Although Letts never gives a full accounting of the childhood Novalee had, she does reveal a few anecdotes that describe a frightening, lonely existence. The descriptions of two of the Christmases Novalee had before she was ten paint a story of neglect and instability. However, Novalee looks back on some of these stories with fondness because of the naivety of the childhood lens she sees them through. Yet these experiences make her compassionate as well; she can easily comprehend the grief and despair in the stories of the people she has gathered around her, specifically Moses and Benny. She recognizes Moses and his wife Certain’s grief in the way they refuse to look at each other when they exchange Americus from one to the other. At the same time, she takes a photograph of Benny that represents a moment of grief, as his grandfather died that day. There is a lot of grief in this novel, both old and new, that weaves in and out of the plot.
Novalee’s relationships with Sequoyah’s residents continue to grow. Forney remains something of a side character, but he is the one who accompanies her on her search for the perfect Christmas tree and is by her side when Americus is rescued after her kidnapping. She grows her friendship with Moses by becoming involved in photography. In this way, Moses becomes her mentor and a father figure, guiding her into a potential profession and a new way of looking at the world.
Superstition and religion come back into the novel in Chapters 19 and 20 when Americus, who is seven months old, is kidnapped out of her bed. While superstition of sevens is the reason Novalee believes Americus has been taken, religion is the excuse the couple who took her offer. This couple believe that Americus was born of evil because Novalee is unmarried and lived in a Walmart when she gave birth. They take it upon themselves to force their beliefs on Americus by stealing her from her home, baptizing her, and abandoning her alone outdoors in the middle of a cold December night. These attempts to force their religious ideals on Americus could have ended in tragedy; fortunately, it does not. Novalee fails, however, to see that although bad luck is associated with sevens, often it is coupled with good luck as well.
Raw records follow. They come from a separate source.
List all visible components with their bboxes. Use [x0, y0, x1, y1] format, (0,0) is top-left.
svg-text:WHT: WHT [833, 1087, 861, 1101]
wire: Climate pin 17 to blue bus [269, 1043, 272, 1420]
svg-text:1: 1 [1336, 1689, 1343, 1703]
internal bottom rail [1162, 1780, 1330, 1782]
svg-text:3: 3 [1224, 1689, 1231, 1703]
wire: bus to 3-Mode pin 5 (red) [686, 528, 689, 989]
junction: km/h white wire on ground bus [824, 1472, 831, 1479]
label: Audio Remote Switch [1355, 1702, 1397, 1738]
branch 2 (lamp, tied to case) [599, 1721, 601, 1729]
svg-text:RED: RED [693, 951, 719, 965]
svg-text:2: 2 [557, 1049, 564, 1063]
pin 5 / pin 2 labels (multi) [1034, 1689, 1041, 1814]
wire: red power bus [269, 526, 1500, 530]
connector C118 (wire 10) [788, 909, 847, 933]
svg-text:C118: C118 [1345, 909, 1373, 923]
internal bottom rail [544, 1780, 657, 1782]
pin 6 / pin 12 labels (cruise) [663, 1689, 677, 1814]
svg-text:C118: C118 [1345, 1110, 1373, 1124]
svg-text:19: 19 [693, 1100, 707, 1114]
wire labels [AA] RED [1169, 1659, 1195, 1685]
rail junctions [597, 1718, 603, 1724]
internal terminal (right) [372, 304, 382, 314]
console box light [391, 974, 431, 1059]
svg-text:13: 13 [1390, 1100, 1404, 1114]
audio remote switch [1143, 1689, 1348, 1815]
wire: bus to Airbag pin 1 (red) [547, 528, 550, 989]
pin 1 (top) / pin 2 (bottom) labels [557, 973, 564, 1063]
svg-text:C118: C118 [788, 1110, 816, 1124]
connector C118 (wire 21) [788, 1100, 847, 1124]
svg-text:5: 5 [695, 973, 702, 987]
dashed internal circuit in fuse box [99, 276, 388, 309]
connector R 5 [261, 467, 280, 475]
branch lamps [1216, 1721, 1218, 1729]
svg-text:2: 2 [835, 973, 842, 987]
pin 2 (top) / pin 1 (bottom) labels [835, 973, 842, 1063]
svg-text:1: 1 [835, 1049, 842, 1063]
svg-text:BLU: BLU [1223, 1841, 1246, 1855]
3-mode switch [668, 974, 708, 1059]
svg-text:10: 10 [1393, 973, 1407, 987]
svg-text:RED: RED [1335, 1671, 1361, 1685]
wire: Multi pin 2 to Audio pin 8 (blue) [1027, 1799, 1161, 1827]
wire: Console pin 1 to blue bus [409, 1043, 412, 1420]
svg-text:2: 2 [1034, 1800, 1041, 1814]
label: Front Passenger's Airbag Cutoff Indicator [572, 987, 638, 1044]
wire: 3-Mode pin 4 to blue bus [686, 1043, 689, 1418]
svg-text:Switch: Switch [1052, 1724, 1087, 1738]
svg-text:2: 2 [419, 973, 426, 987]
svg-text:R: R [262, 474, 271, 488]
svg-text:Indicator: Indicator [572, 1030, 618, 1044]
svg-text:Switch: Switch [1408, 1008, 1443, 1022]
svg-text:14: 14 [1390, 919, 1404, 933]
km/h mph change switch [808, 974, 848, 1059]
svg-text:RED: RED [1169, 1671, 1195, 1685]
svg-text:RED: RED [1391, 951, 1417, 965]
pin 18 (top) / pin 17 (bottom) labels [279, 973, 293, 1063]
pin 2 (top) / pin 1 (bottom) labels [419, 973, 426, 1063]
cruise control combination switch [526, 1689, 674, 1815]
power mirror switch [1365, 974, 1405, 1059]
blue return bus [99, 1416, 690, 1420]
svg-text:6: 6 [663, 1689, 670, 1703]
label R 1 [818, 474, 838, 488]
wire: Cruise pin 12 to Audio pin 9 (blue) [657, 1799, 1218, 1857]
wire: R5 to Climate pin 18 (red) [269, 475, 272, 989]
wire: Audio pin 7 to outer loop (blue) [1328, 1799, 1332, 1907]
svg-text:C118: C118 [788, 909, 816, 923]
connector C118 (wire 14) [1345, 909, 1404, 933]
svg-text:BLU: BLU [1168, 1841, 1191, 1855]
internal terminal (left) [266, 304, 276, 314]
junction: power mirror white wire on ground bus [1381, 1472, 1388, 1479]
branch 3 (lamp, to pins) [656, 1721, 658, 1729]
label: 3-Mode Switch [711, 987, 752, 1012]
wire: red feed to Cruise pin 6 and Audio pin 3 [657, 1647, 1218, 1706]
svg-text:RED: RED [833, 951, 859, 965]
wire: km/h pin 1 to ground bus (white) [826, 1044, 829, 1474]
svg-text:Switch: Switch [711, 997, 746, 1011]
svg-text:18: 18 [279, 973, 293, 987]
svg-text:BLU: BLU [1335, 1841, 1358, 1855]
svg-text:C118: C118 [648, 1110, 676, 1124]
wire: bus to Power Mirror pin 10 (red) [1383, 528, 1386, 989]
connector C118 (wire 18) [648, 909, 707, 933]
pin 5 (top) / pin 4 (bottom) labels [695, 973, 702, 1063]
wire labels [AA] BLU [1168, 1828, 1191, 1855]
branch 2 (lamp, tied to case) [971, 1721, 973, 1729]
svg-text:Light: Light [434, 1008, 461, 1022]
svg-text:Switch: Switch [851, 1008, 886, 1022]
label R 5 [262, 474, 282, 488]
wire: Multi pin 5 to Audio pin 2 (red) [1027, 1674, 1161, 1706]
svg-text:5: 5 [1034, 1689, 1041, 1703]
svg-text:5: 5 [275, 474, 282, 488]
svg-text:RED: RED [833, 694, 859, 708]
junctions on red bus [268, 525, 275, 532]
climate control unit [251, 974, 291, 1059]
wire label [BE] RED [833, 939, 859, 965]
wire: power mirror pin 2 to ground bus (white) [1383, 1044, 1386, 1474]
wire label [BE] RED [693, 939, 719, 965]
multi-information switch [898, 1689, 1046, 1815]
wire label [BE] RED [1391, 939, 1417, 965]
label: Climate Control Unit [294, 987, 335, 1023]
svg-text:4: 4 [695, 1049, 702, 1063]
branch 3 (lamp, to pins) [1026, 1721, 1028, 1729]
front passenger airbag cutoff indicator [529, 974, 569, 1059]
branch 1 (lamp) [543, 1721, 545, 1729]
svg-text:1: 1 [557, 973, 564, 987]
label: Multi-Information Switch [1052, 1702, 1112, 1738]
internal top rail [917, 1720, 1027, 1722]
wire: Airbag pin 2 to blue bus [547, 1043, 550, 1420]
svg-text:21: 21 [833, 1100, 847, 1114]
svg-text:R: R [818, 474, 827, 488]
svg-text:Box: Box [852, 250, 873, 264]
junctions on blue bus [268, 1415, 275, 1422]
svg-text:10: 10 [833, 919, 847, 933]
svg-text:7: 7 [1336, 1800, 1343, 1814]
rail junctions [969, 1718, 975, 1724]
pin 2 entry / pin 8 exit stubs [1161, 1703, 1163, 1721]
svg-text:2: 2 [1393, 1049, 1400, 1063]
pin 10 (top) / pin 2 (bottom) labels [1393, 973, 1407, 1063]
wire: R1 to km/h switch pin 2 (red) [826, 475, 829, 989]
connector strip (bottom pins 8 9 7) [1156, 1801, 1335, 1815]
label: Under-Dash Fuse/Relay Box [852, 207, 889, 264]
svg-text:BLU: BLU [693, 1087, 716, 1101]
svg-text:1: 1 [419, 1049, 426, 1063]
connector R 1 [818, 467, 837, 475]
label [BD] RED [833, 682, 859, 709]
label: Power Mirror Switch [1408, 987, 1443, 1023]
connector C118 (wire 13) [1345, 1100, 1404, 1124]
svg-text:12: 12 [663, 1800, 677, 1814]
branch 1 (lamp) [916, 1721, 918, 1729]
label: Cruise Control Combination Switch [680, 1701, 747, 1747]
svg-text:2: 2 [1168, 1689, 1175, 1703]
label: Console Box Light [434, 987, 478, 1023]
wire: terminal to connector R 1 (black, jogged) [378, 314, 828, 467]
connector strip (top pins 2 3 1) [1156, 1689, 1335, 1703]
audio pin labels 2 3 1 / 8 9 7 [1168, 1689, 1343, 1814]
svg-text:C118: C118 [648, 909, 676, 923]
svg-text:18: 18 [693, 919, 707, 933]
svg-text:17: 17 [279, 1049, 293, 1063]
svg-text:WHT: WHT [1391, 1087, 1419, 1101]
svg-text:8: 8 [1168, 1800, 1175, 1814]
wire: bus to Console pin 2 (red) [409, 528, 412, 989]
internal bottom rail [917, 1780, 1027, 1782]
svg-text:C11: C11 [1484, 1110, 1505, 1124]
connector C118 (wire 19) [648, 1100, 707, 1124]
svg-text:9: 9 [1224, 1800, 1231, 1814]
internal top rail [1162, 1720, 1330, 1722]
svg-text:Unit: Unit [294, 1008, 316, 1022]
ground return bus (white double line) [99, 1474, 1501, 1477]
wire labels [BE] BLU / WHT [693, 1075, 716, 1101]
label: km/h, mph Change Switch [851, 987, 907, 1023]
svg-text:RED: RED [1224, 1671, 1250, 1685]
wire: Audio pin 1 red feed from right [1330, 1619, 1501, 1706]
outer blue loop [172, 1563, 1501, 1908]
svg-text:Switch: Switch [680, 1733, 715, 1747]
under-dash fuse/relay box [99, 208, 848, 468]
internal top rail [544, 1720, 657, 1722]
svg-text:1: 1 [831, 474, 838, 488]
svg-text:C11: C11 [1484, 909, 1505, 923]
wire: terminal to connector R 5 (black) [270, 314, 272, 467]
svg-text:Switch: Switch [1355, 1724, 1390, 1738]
Willy Jack is released from prison and runs out of money once again while searching for an agent to represent him in his music career. He is lucky in that he finds an agent just as he becomes desperate, and this agent, Ruth Meyers, begins a transformation of Willy Jack that foreshadows a moderate level of success. Meyers changes his name, turning him into a totally different person. This is not the first time a character is referred to by a name that is not their own, and it touches on the idea that society’s biases often control people by altering their names.